WASHINGTON, January 18. /TASS/. The sanctions imposed by Western countries against Russia over the conflict in Ukraine have affected the Russian economy to a lesser extent than expected, journalist Adam Taylor noted in his analysis published by The Washington Post on Wednesday.
He was commenting on statements by Russian President Vladimir Putin, who held a meeting on economic issues on Tuesday. According to Putin, Russia's economic results for 2022 turned out to be better than many expert forecasts. According to the preliminary data cited by the president, Russia's GDP in 2022 declined by only 2.5%, while experts had predicted a deep plunge. Russia, he said, has all the opportunities to "consolidate the positive trend" emerging in the country's economy.
"But Russian data does seem to suggest that the scale of the impact was less severe than many expected. Though Putin may not be at Davos, Russia is not completely cut off from the world either.

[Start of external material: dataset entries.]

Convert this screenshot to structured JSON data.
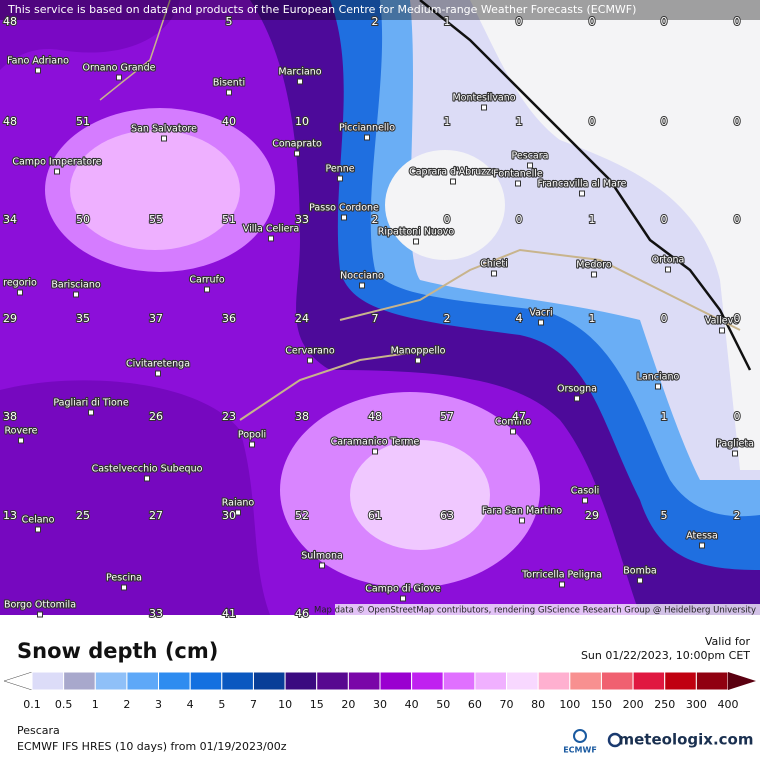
{
  "banner": "This service is based on data and products of the European Centre for Medium-range Weather Forecasts (ECMWF)",
  "places": [
    "Fano Adriano",
    "Ornano Grande",
    "Bisenti",
    "Marciano",
    "Montesilvano",
    "San Salvatore",
    "Campo Imperatore",
    "Conaprato",
    "Picciannello",
    "Pescara",
    "Caprara d'Abruzzo",
    "Fontanelle",
    "Francavilla al Mare",
    "Penne",
    "Passo Cordone",
    "Villa Celiera",
    "Ripattoni Nuovo",
    "Chieti",
    "Medoro",
    "Ortona",
    "Carrufo",
    "Barisciano",
    "regorio",
    "Nocciano",
    "Vacri",
    "Vallevo",
    "Cervarano",
    "Manoppello",
    "Civitaretenga",
    "Orsogna",
    "Lanciano",
    "Pagliari di Tione",
    "Rovere",
    "Popoli",
    "Caramanico Terme",
    "Comino",
    "Paglieta",
    "Castelvecchio Subequo",
    "Raiano",
    "Fara San Martino",
    "Casoli",
    "Celano",
    "Sulmona",
    "Atessa",
    "Pescina",
    "Torricella Peligna",
    "Bomba",
    "Campo di Giove",
    "Borgo Ottomila"
  ],
  "grid_values": [
    48,
    5,
    2,
    1,
    0,
    0,
    0,
    0,
    48,
    51,
    40,
    10,
    1,
    1,
    0,
    0,
    0,
    34,
    50,
    55,
    51,
    33,
    2,
    0,
    0,
    1,
    0,
    0,
    29,
    35,
    37,
    36,
    24,
    7,
    2,
    4,
    1,
    0,
    0,
    38,
    26,
    23,
    38,
    48,
    57,
    47,
    1,
    0,
    13,
    25,
    27,
    30,
    52,
    61,
    63,
    29,
    5,
    2,
    33,
    41,
    46
  ],
  "attribution": "Map data © OpenStreetMap contributors, rendering GIScience Research Group @ Heidelberg University",
  "legend": {
    "title": "Snow depth (cm)",
    "valid_label": "Valid for",
    "valid_time": "Sun 01/22/2023, 10:00pm CET",
    "ticks": [
      0.1,
      0.5,
      1,
      2,
      3,
      4,
      5,
      7,
      10,
      15,
      20,
      30,
      40,
      50,
      60,
      70,
      80,
      100,
      150,
      200,
      250,
      300,
      400
    ],
    "colors": [
      "#ffffff",
      "#dcdcf8",
      "#a8a8cc",
      "#8fc0f8",
      "#5ea8f8",
      "#2e8cf0",
      "#1470e0",
      "#0a58c0",
      "#083e98",
      "#3a0a80",
      "#580890",
      "#7a06a8",
      "#9a00d0",
      "#c020f0",
      "#e070ff",
      "#f0b0ff",
      "#f8d8ff",
      "#ffb0d0",
      "#f89090",
      "#f06070",
      "#e01840",
      "#c00010",
      "#900010",
      "#5a0010"
    ]
  },
  "footer": {
    "location": "Pescara",
    "model": "ECMWF IFS HRES (10 days) from 01/19/2023/00z",
    "ecmwf_logo": "ECMWF",
    "brand": "meteologix.com"
  }
}
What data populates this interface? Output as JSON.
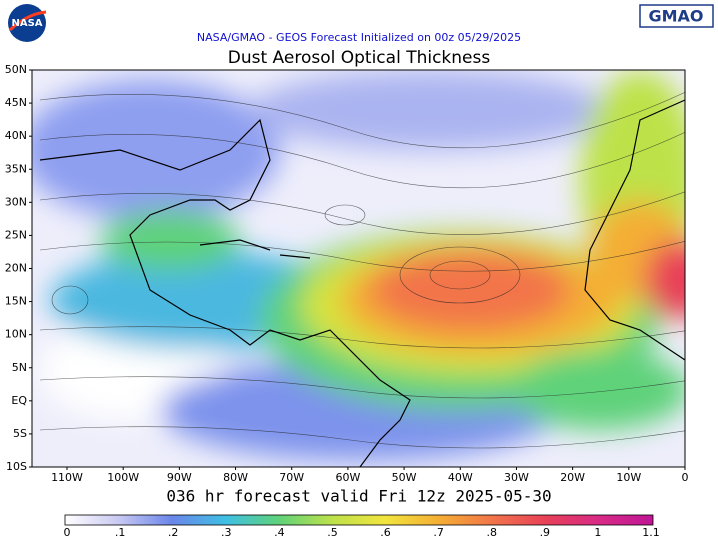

The country’s current account balance - effectively a record of its trade with the rest of the world - surged over the past year in a way that would have implied a boom year in any normal time," the author wrote.
Taylor added that Russian residents or tourists noted that "life has continued roughly as normal" despite the departure of Western chains. In this regard, the author of the article wondered whether this means "that sanctions haven’t worked". In his assessment, the sanctions were hitting the Russian economy. In the future, he believes, the sanctions "will bite harder", affecting Russia's oil and gas revenues.
"How quickly that happens will depend on persistence in the West, where lax enforcement and deliberate evasion have helped Russia over the past year. That’s perhaps why Ukrainian officials and their supporters are at the World Economic Forum in Davos, where they are pushing against fatigue and apathy among allies," wrote the Washington Post journalist.
Putin announced Russia’s special military operation in Ukraine on February 24, 2022 in response to a request by the heads of the Donbass republics for assistance. The West then imposed large-scale sanctions against Moscow and increased supplies of weapons and military equipment to Kiev by billions of dollars.